Payday lenders undeterred
Published 11:12 am Saturday, February 20, 2010
It is astonishing that the payday lenders could get caught thumbing their noses at our state legislators last year and now try to claim they have some sort of “right” to do their loophole loans.
The 2008 General Assembly enacted several changes to the Virginia payday loans law that took effect Jan. 1, 2009. But instead of complying with the new law, the payday lenders started doing “line of credit loans” to take advantage of a loophole in Virginia law that allows unrestricted, unregulated open-end loans.
Open-end loans have no set time to be repaid. The borrower just needs to make a minimum payment each month. Think “credit cards” (with a 300 percent interest rate). Virginia enacted this open-end credit loophole many years ago in order to attract lending business here, but this loophole is no longer necessary.
At this year’s General Assembly, the payday lenders claim that 2009 legislative actions guaranteed them the right to do loophole loans. That is interesting revisionist history. What really happened was that nearly all the payday lenders in Virginia decided they would ignore the new payday loan restrictions that went into place on Jan. 1, 2009. They began to quietly flip their borrowers from payday loans into “lines of credit” when those borrowers came in to renew their loans in December 2008 and January 2009. They told their borrowers that they were no longer doing payday loans or that they had a better loan or that payday loans were now too complicated.

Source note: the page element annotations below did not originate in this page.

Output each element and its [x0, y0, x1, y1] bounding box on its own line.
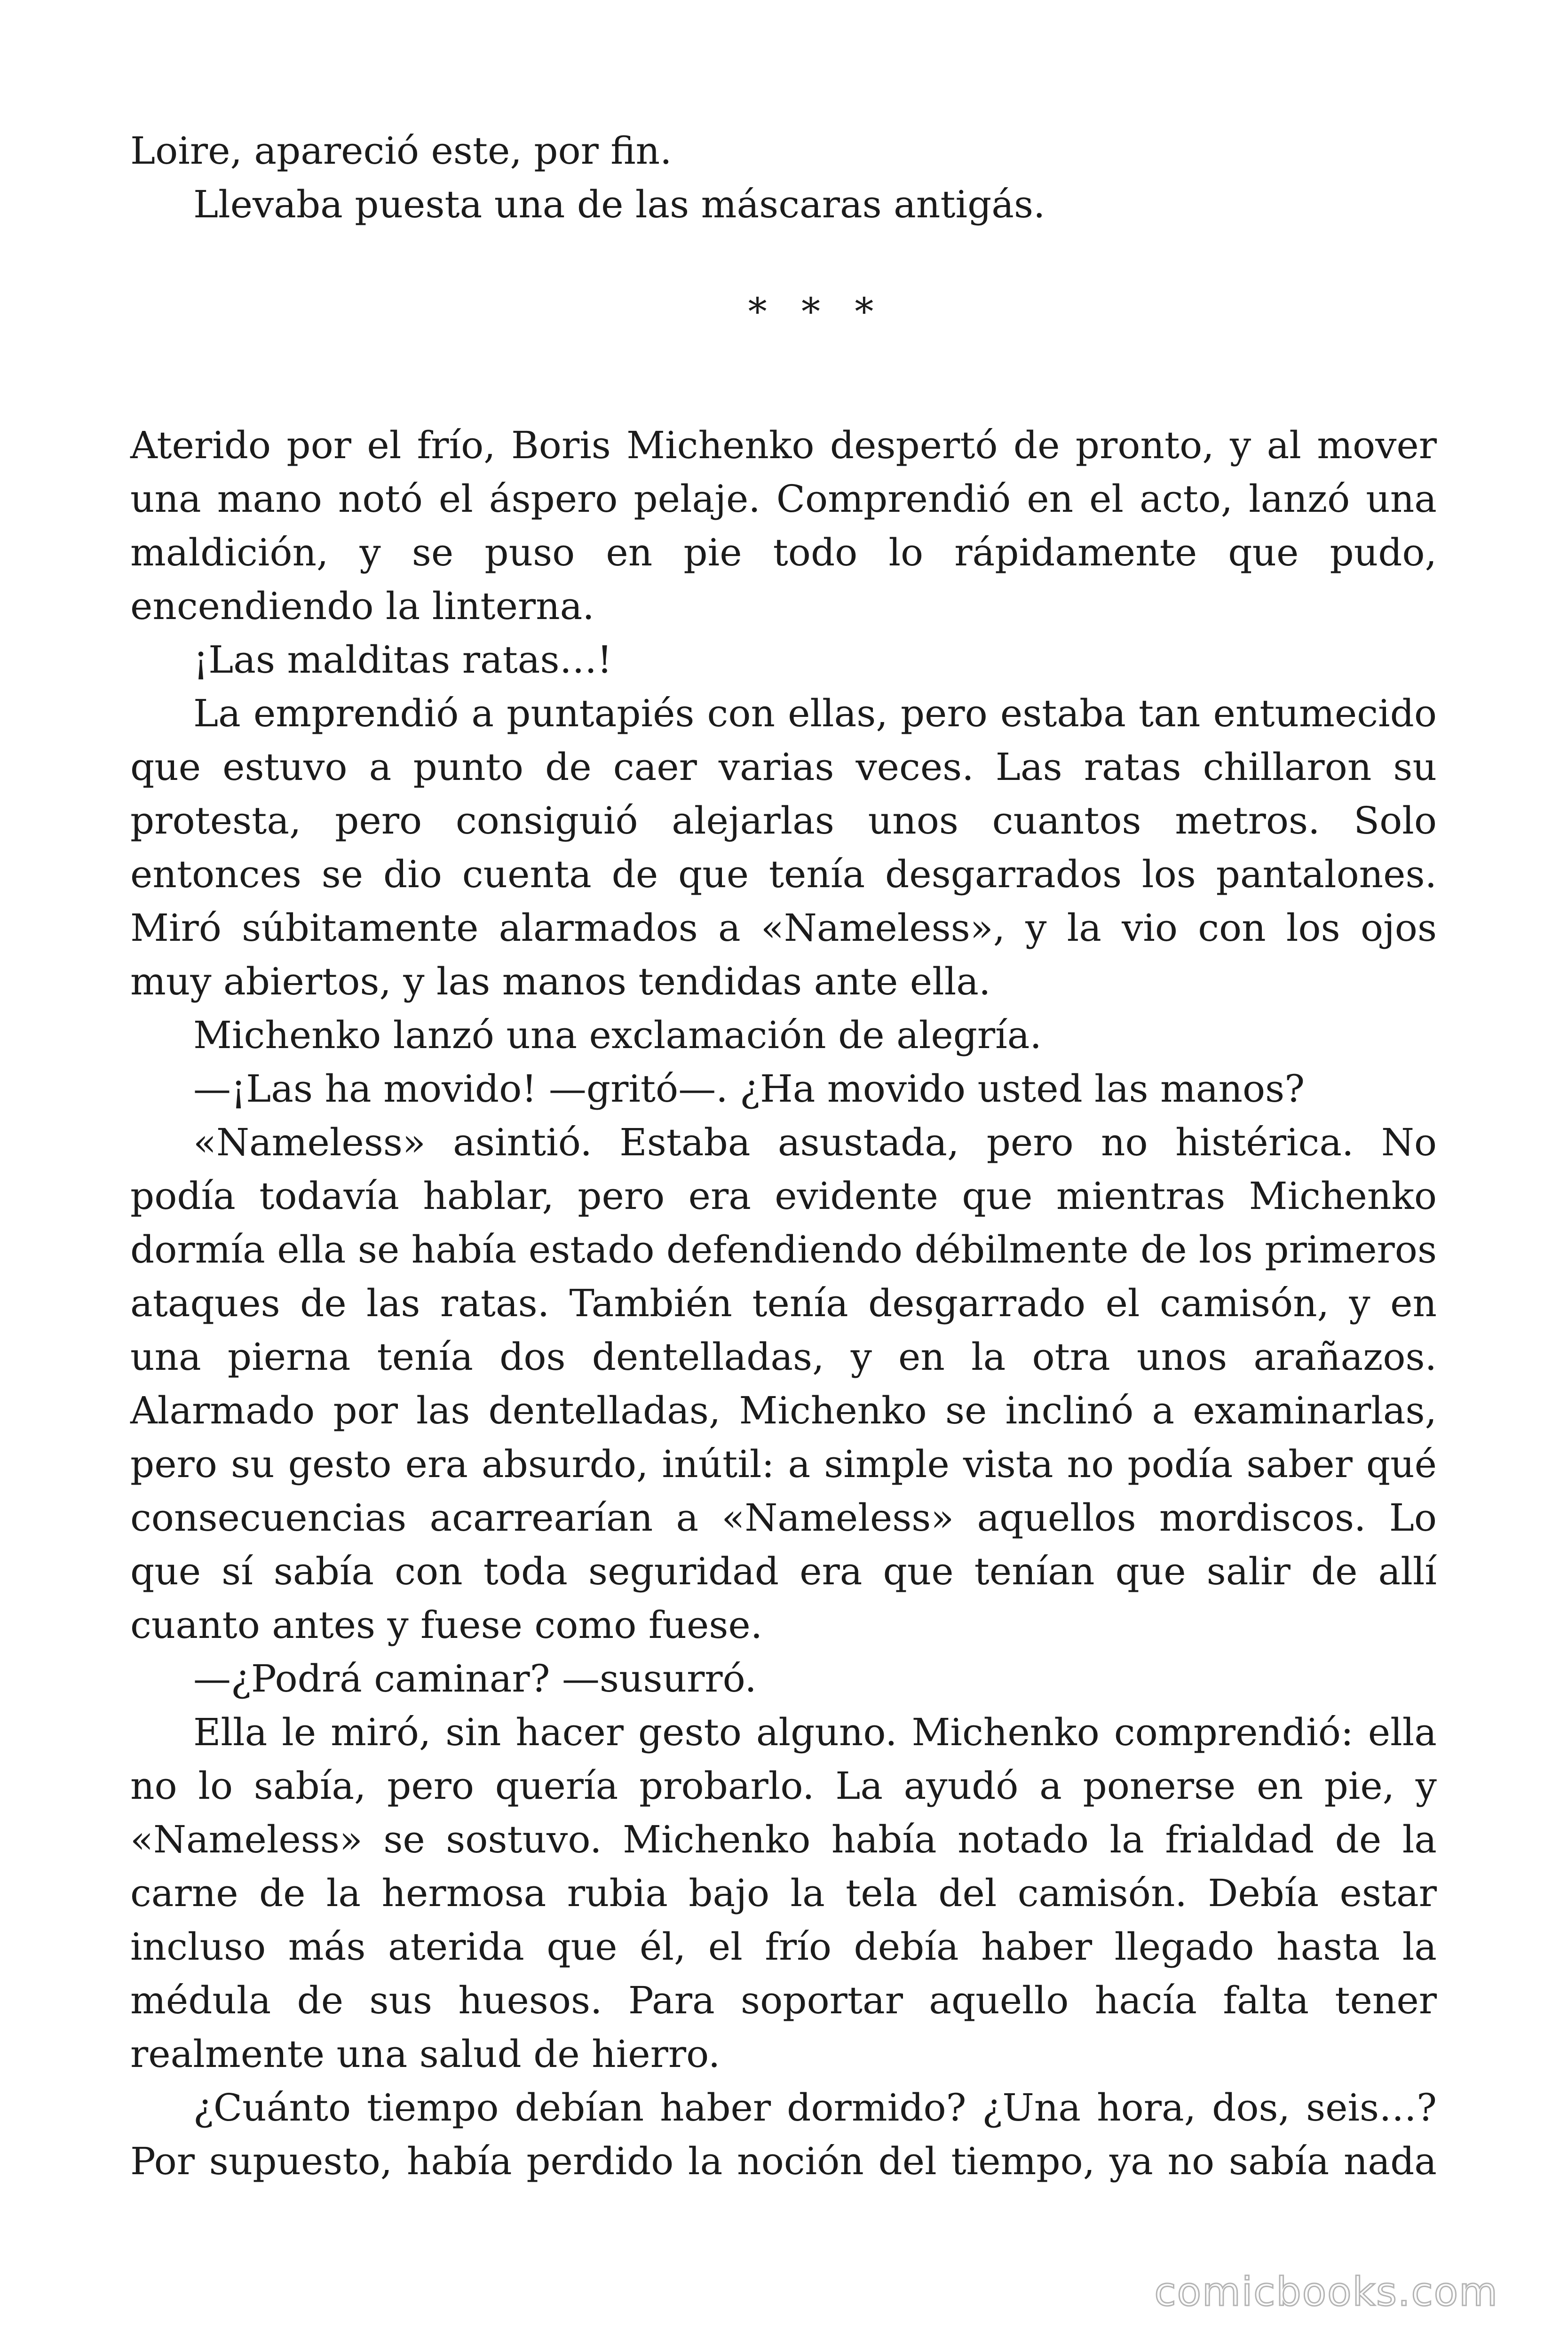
paragraph: —¿Podrá caminar? —susurró. — [193, 1657, 757, 1700]
paragraph: Aterido por el frío, Boris Michenko despertó de pronto, y al mover una mano notó el áspero pelaje. Comprendió en el acto, lanzó una maldición, y se puso en pie todo lo rápidamente que pudo, encendiendo la linterna. — [130, 423, 1437, 628]
paragraph: ¡Las malditas ratas…! — [193, 638, 612, 682]
paragraph: Ella le miró, sin hacer gesto alguno. Michenko comprendió: ella no lo sabía, pero quería probarlo. La ayudó a ponerse en pie, y «Nameless» se sostuvo. Michenko había notado la frialdad de la carne de la hermosa rubia bajo la tela del camisón. Debía estar incluso más aterida que él, el frío debía haber llegado hasta la médula de sus huesos. Para soportar aquello hacía falta tener realmente una salud de hierro. — [130, 1710, 1437, 2076]
book-page — [130, 124, 1437, 2241]
top-paragraphs — [130, 124, 1437, 231]
paragraph: Loire, apareció este, por fin. — [130, 129, 672, 173]
paragraph: Llevaba puesta una de las máscaras antigás. — [193, 183, 1045, 226]
section-separator: * * * — [748, 290, 885, 334]
paragraph: La emprendió a puntapiés con ellas, pero estaba tan entumecido que estuvo a punto de caer varias veces. Las ratas chillaron su protesta, pero consiguió alejarlas unos cuantos metros. Solo entonces se dio cuenta de que tenía desgarrados los pantalones. Miró súbitamente alarmados a «Nameless», y la vio con los ojos muy abiertos, y las manos tendidas ante ella. — [130, 691, 1437, 1003]
paragraph: Michenko lanzó una exclamación de alegría. — [193, 1013, 1042, 1057]
watermark-logo: comicbooks.com — [1154, 2269, 1498, 2315]
main-paragraphs — [130, 419, 1437, 2188]
paragraph: «Nameless» asintió. Estaba asustada, pero no histérica. No podía todavía hablar, pero era evidente que mientras Michenko dormía ella se había estado defendiendo débilmente de los primeros ataques de las ratas. También tenía desgarrado el camisón, y en una pierna tenía dos dentelladas, y en la otra unos arañazos. Alarmado por las dentelladas, Michenko se inclinó a examinarlas, pero su gesto era absurdo, inútil: a simple vista no podía saber qué consecuencias acarrearían a «Nameless» aquellos mordiscos. Lo que sí sabía con toda seguridad era que tenían que salir de allí cuanto antes y fuese como fuese. — [130, 1120, 1437, 1647]
paragraph: ¿Cuánto tiempo debían haber dormido? ¿Una hora, dos, seis…? Por supuesto, había perdido la noción del tiempo, ya no sabía nada — [130, 2086, 1437, 2183]
paragraph: —¡Las ha movido! —gritó—. ¿Ha movido usted las manos? — [193, 1067, 1305, 1111]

This wholesale flipping of borrowers became public in early 2009 because borrowers started calling legal aid offices for help. It soon became obvious that payday lenders did not want their best customers (Social Security recipients) to pay only once every two months (a payday loan reform) and decided they needed to take advantage of the open-end credit loophole. When legislators found out what the payday lenders were doing, many were upset that all the time and energy spent on the 2008 payday loan fight was being circumvented and vowed to take action during the 2009 General Assembly session.
A funny thing happened on the way to taking action. Instead of closing the open-end credit loophole in Virginia law, the 2009 General Assembly passed legislation allowing payday lenders to use the loophole if they were doing car title loans or if they dropped their payday loan licenses. Why? As Jeff Schapiro of the Richmond Times-Dispatch said in his column on Feb. 14, “The loophole through which some payday lenders eluded Senate Democratic chief Dick Saslaw’s kind-of crackdown on fringe credit in 2008 was written for Community Loans of America, so it could peddle payday and car title loans.”
As one legislator told me during the 2009 session, “The car title lenders have done nothing wrong.” I think he meant that they came by their loophole loans honestly: They have been using the open-end credit loophole for years. The net effect of the 2009 General Assembly amendments to the open-end credit statute: Payday lenders continue to evade the 2008 payday loan law, car title lenders continue to evade any regulation and car title lending has expanded in Virginia.
So here we are again. Is the 2010 legislature going to close the open-end credit loophole completely this time?
Are the car title lenders going to be regulated this time? The car title lenders say they want regulation. They want their “best practices” put into the law. Translation: Put into Virginia law what we are already doing, and anything that isn’t consistent with what we are already doing will “put us out of business.”
By the way, this is exactly what the payday lenders asked the General Assembly to do in 2002 and the General Assembly and Gov. Mark Warner complied. How has that worked out for the people of Virginia?
All of this history reminds me of that old quote, “Fool me once shame on you; fool me twice shame on me.” Will the lobbyists for the payday and car title lenders be able to fool the legislators again?